Odié escribir esa novela. Odié leer esa novela. Odiaba pensar en esa novela.
Fui a lo que había sido el despacho de mi padre, y tal vez todavía lo fuera, pero ahora era mi lugar de trabajo. Me senté y me quedé mirando fijamente a Juanita Mae Jenkins en la portada de Time. Sentí un dolor que me nacía en los pies y me subía por las piernas y la espina dorsal hasta llegarme al cerebro, y entonces recordé varios fragmentos de Hijo nativo y El color púrpura, y del programa de Amos y Andy. Las manos empezaron a temblarme y el mundo se abrió a mi alrededor, y fuera las raíces de los árboles temblaban en el suelo, y en la calle la gente gritaba «hermano», «choca esos cinco», «enróllate». Y en mi interior me echaba a gritar, lamentándome de no hablar como esa gente, de que mi madre no hubiera hablado como esa gente, de que mi padre no hubiera hablado como esa gente.
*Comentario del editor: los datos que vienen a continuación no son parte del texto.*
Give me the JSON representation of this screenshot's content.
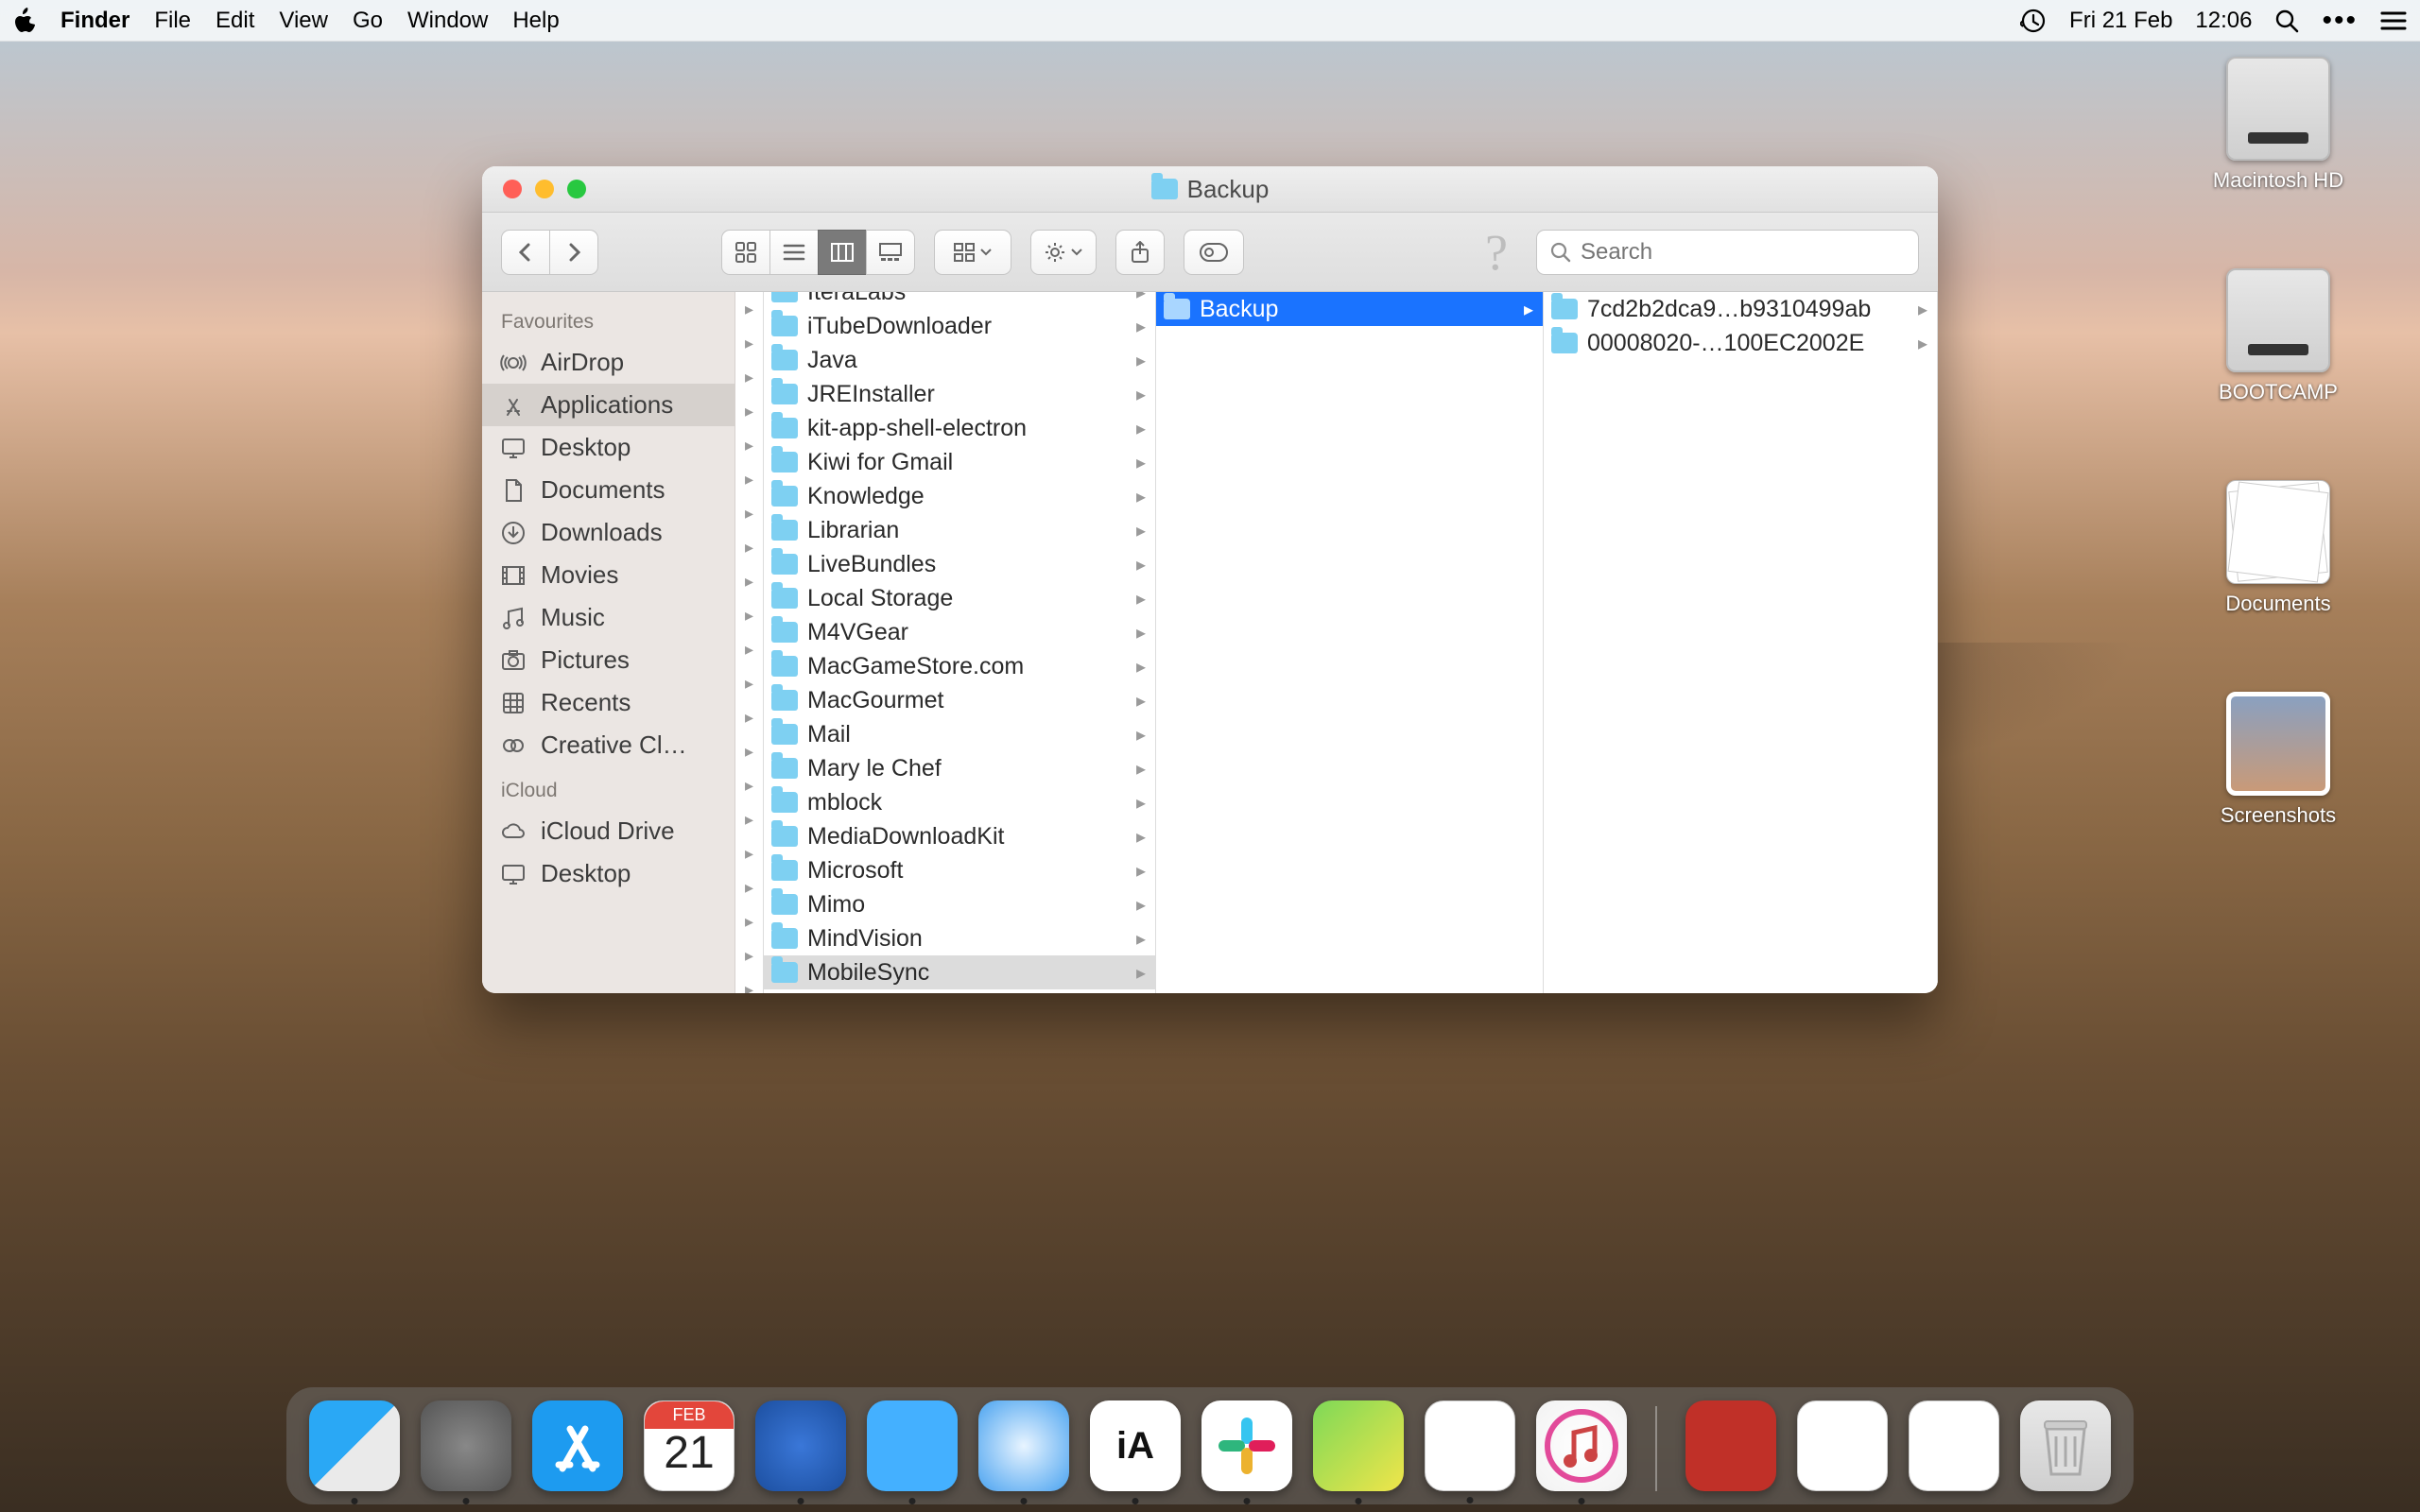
{
  "menubar": {
    "app": "Finder",
    "items": [
      "File",
      "Edit",
      "View",
      "Go",
      "Window",
      "Help"
    ],
    "date": "Fri 21 Feb",
    "time": "12:06"
  },
  "desktop_icons": [
    {
      "label": "Macintosh HD",
      "kind": "drive"
    },
    {
      "label": "BOOTCAMP",
      "kind": "drive"
    },
    {
      "label": "Documents",
      "kind": "docpile"
    },
    {
      "label": "Screenshots",
      "kind": "screenshot"
    }
  ],
  "finder": {
    "title": "Backup",
    "search_placeholder": "Search",
    "sidebar": {
      "sections": [
        {
          "title": "Favourites",
          "items": [
            {
              "icon": "airdrop",
              "label": "AirDrop"
            },
            {
              "icon": "apps",
              "label": "Applications",
              "selected": true
            },
            {
              "icon": "desktop",
              "label": "Desktop"
            },
            {
              "icon": "documents",
              "label": "Documents"
            },
            {
              "icon": "downloads",
              "label": "Downloads"
            },
            {
              "icon": "movies",
              "label": "Movies"
            },
            {
              "icon": "music",
              "label": "Music"
            },
            {
              "icon": "pictures",
              "label": "Pictures"
            },
            {
              "icon": "recents",
              "label": "Recents"
            },
            {
              "icon": "cc",
              "label": "Creative Cl…"
            }
          ]
        },
        {
          "title": "iCloud",
          "items": [
            {
              "icon": "icloud",
              "label": "iCloud Drive"
            },
            {
              "icon": "desktop",
              "label": "Desktop"
            }
          ]
        }
      ]
    },
    "columns": {
      "col1": [
        "IteraLabs",
        "iTubeDownloader",
        "Java",
        "JREInstaller",
        "kit-app-shell-electron",
        "Kiwi for Gmail",
        "Knowledge",
        "Librarian",
        "LiveBundles",
        "Local Storage",
        "M4VGear",
        "MacGameStore.com",
        "MacGourmet",
        "Mail",
        "Mary le Chef",
        "mblock",
        "MediaDownloadKit",
        "Microsoft",
        "Mimo",
        "MindVision",
        "MobileSync"
      ],
      "col1_selected_index": 20,
      "col2": [
        {
          "label": "Backup",
          "selected": true
        }
      ],
      "col3": [
        {
          "label": "7cd2b2dca9…b9310499ab"
        },
        {
          "label": "00008020-…100EC2002E"
        }
      ]
    }
  },
  "dock": {
    "calendar": {
      "month": "FEB",
      "day": "21"
    },
    "ia_label": "iA",
    "running": [
      true,
      true,
      false,
      false,
      true,
      true,
      true,
      true,
      true,
      true,
      true,
      true
    ],
    "apps": [
      "Finder",
      "Launchpad",
      "App Store",
      "Calendar",
      "Thunderbird",
      "Tweetbot",
      "Safari",
      "iA Writer",
      "Slack",
      "KeePass",
      "Notes",
      "iTunes"
    ],
    "right": [
      "OpenEmu",
      "TextDoc1",
      "TextDoc2",
      "Trash"
    ]
  }
}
Y me imaginé sentado en el banco de un parque contando las navajas de mi colección de automáticas, y que un hombre se me acercaba y me preguntaba qué estaba haciendo, y cuando se me abría la boca no podía evitar que de ella saliera un «¿y eso, hermano?».
Cargué una hoja de papel en la vieja máquina de escribir de mi padre. Y escribí esta novela, un libro que, sabía, nunca podría firmar con mi nombre.